# University of Sheffield - School of Mathematics and Statistics
## MAS316/MAS414/MAS6446: Mathematical Modelling of Natural Systems
João Carreiras - G39e - j.carreiras@sheffield.ac.uk
### Topic III: Machine learning methods to retrieve forest biophysical parameters
### Practical #1: Predicting the age of secondary forests with decision trees, bagging and boosting methods 

### <span style="color:red">*Confidentiality: The contents of this Jupyter Notebook are not to be shared outside this course*</span>

### Context and objectives
In the tropics, deforestation typically results in the replacement of old-growth forests by croplands and pastures but these are often abandoned after a few years and replaced with naturally regrowing forests - secondary forests. These secondary forests have different ages, and accumulate aboveground biomass and restore biodiversity lost previously during the initial deforestation process.

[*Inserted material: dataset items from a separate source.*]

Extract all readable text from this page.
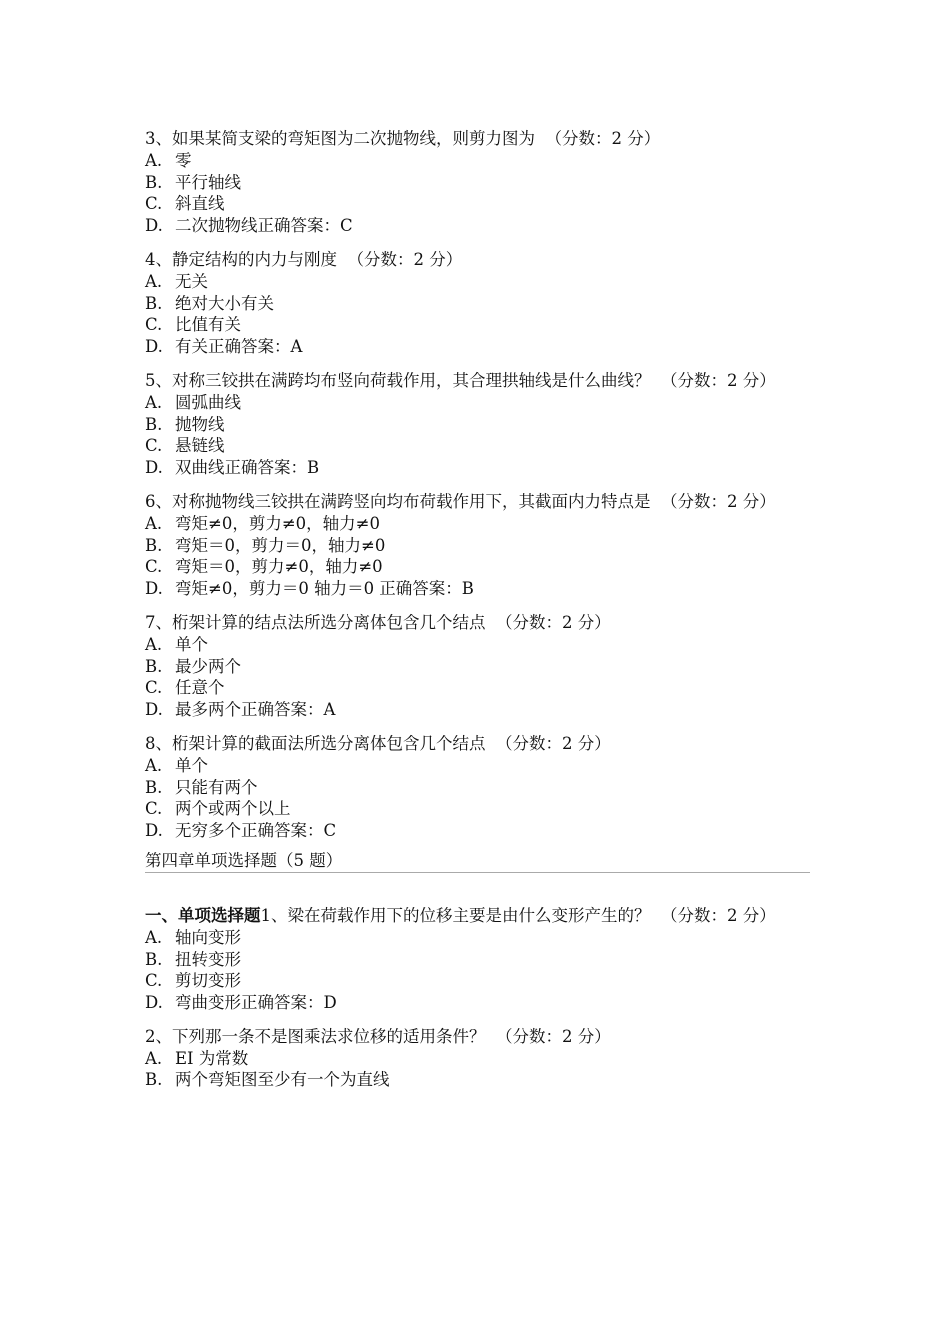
3、如果某简支梁的弯矩图为二次抛物线，则剪力图为  （分数：2 分）
A. 零
B. 平行轴线
C. 斜直线
D. 二次抛物线正确答案：C
4、静定结构的内力与刚度  （分数：2 分）
A. 无关
B. 绝对大小有关
C. 比值有关
D. 有关正确答案：A
5、对称三铰拱在满跨均布竖向荷载作用，其合理拱轴线是什么曲线？  （分数：2 分）
A. 圆弧曲线
B. 抛物线
C. 悬链线
D. 双曲线正确答案：B
6、对称抛物线三铰拱在满跨竖向均布荷载作用下，其截面内力特点是  （分数：2 分）
A. 弯矩≠0，剪力≠0，轴力≠0
B. 弯矩＝0，剪力＝0，轴力≠0
C. 弯矩＝0，剪力≠0，轴力≠0
D. 弯矩≠0，剪力＝0 轴力＝0 正确答案：B
7、桁架计算的结点法所选分离体包含几个结点  （分数：2 分）
A. 单个
B. 最少两个
C. 任意个
D. 最多两个正确答案：A
8、桁架计算的截面法所选分离体包含几个结点  （分数：2 分）
A. 单个
B. 只能有两个
C. 两个或两个以上
D. 无穷多个正确答案：C
第四章单项选择题（5 题）
一、单项选择题1、梁在荷载作用下的位移主要是由什么变形产生的？  （分数：2 分）
A. 轴向变形
B. 扭转变形
C. 剪切变形
D. 弯曲变形正确答案：D
2、下列那一条不是图乘法求位移的适用条件？  （分数：2 分）
A. EI 为常数
B. 两个弯矩图至少有一个为直线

In this practical session we'll be using a dataset containing the age of secondary forests in the Amazon. The objective is to test several machine learning algorithms (decision trees, bagging, boosting) to estimate the age of secondary forests with several predictors obtained from satellite observations. We will assess the performance of each algorithm by computing the error obtained with an independent sample.

### Data

Landsat 5 Thematic Mapper (TM) is a satellite sensor that acquired observations over the Earth surface between 1984 and 2013. The Landsat 5 satellite orbited the the Earth in a sun-synchronous, near-polar orbit, at an altitude of 705 km (438 mi), inclined at 98.2 degrees, and circled the Earth every 99 minutes. The TM sensor onboard Landsat 5 is an optical sensor, acquiring observations in seven spectral bands:
* Band 1: visible (0.45 - 0.52 µm)
* Band 2: visible (0.52 - 0.60 µm)
* Band 3: visible (0.63 - 0.69 µm)
* Band 4: near-infrared (0.76 - 0.90 µm)
* Band 5: near-infrared (1.55 - 1.75 µm)
* Band 6: thermal (10.40 - 12.50 µm) - we won't be using this band
* Band 7: mid-infrared (2.08 - 2.35 µm)

Advanced Land Observing Satellite (ALOS) Phased Arrayed L-band Synthetic Aperture Radar (PALSAR) yielded detailed, all-weather, day-and-night observation of the Earth's surface between 2006 and 2011. Data acquired by the PALSAR sensor are from multiple observation modes with variable polarization, resolution, swath width, and off-nadir angle. In this exercise we will use the following variables:
* HH: backscatter intensity in the HH polarisation
* HV: backscatter intensity in the HV polarisation

The dataset has 1,876 observations of the age of secondary forests and eight predictors. The predictors were obtained from ALOS PALSAR and Landsat 5 TM; they are all adimensional.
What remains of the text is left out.